← Back to C++ Advanced

Week 6 — IPC, Serialization & Software-Defined Patterns

1. Inter-Process Communication with POSIX Shared Memory

IPC lets separate processes exchange data without going through the kernel on every message. Shared memory is the fastest IPC primitive because, after the initial mmap, reads and writes touch the same physical pages — zero syscalls on the hot path.

1.1 The shm_open + mmap Dance

Process A                          Process B
────────                          ────────
shm_open("/my_shm", O_CREAT|O_RDWR)
ftruncate(fd, size)
ptr = mmap(NULL, size, PROT_READ|PROT_WRITE, MAP_SHARED, fd, 0)
                                   fd = shm_open("/my_shm", O_RDWR)
                                   ptr = mmap(..., MAP_SHARED, fd, 0)
*ptr = 42;                         printf("%d\n", *ptr);  // 42
munmap(ptr, size)                  munmap(ptr, size)
shm_unlink("/my_shm")

Key API summary:

Function Purpose
shm_open Create/open a named shared memory object
ftruncate Set the size of the shared region
mmap Map the object into process address space
munmap Unmap the region
shm_unlink Remove the named object from /dev/shm

Link with -lrt on Linux (the POSIX realtime library).

1.2 Shared Memory Layout

When placing structs in shared memory, alignment matters. The standard approach is to define a header struct and use placement new to construct it at the mapped address.

Shared Memory Region (4096 bytes mapped)
┌─────────────────────────────────────────────────────────┐
│ offset 0: SharedHeader                                  │
│   ┌──────────────────────────────────────────────────┐  │
│   │ magic       : uint32_t  (0xDEADBEEF)            │  │
│   │ version     : uint32_t  (1)                      │  │
│   │ write_seq   : atomic<uint64_t>                   │  │
│   │ read_seq    : atomic<uint64_t>                   │  │
│   │ payload_off : uint32_t  (offset to data region)  │  │
│   └──────────────────────────────────────────────────┘  │
│ offset 64: Data region                                  │
│   ┌──────────────────────────────────────────────────┐  │
│   │ Payload[0] ... Payload[N-1]                      │  │
│   │ (ring buffer of fixed-size messages)             │  │
│   └──────────────────────────────────────────────────┘  │
└─────────────────────────────────────────────────────────┘

1.3 Seqlock Pattern for Lock-Free Reads

A seqlock lets one writer publish data and many readers consume it without mutexes. The writer increments a sequence counter before and after writing. The reader checks the counter: if it changed or is odd, the read was torn — retry.

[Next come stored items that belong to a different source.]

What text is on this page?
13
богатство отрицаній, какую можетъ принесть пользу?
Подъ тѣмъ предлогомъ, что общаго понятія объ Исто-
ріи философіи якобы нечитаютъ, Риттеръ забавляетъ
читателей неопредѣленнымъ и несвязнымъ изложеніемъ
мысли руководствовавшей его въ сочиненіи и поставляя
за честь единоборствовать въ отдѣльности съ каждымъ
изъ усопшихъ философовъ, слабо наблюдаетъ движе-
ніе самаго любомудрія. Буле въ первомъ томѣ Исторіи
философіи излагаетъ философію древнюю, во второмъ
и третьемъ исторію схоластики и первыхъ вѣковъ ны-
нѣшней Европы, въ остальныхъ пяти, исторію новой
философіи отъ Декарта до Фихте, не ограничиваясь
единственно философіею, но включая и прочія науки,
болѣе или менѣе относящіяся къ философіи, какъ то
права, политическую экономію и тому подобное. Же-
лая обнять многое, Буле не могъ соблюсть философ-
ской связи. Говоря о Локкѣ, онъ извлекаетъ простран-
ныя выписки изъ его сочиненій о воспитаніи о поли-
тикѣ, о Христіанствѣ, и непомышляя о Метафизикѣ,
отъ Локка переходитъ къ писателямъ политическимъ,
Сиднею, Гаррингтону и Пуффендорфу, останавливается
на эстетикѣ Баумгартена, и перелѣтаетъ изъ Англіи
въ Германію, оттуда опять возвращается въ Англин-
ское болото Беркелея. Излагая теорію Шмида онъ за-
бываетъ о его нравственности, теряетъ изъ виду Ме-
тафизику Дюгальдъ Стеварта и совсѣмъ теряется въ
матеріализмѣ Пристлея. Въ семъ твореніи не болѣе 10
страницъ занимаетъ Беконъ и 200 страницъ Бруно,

Writer:                           Reader:
  seq.store(seq+1, release)         do {
  <write payload>                     s1 = seq.load(acquire)
  seq.store(seq+1, release)           <read payload>
                                      s2 = seq.load(acquire)
                                    } while (s1 != s2 || s1 & 1)

This gives sub-microsecond IPC latency because the reader never blocks.

1.4 Producer-Consumer with Ring Buffer

        Producer                     Consumer
        ────────                     ────────
           │                            │
           ▼                            ▼
    ┌──write_idx──┐             ┌──read_idx───┐
    │             │             │             │
    ▼             │             ▼             │
┌───┬───┬───┬───┬───┬───┬───┬───┐           │
│ 0 │ 1 │ 2 │ 3 │ 4 │ 5 │ 6 │ 7 │  (slots)  │
└───┴───┴───┴───┴───┴───┴───┴───┘           │
    ▲                       ▲                │
    └───── data region ─────┘                │
                                             │
    Full when: (write_idx + 1) % N == read_idx
    Empty when: write_idx == read_idx

The producer writes to slots[write_idx % N] and then advances write_idx. The consumer reads from slots[read_idx % N] and then advances read_idx. Both indices are std::atomic<uint64_t> with monotonically increasing values.


2. Serialization: From memcpy to Schema-Driven

Serialization is the bridge between in-memory layout and wire/disk format. The choice profoundly affects IPC throughput.

2.1 Method Comparison

Method Encode ns/msg Decode ns/msg Zero-copy Schema Human-readable
Raw memcpy ~2–5 ~2–5 Yes* No No
Hand-rolled binary ~5–15 ~5–15 No No No
FlatBuffers-style ~10–30 ~1–5 Yes Yes No
JSON (sprintf) ~200–800 ~300–1000 No No Yes
Protobuf ~50–150 ~50–150 No Yes Semi

*memcpy is “zero-copy” only when the struct is POD and layout matches on both sides.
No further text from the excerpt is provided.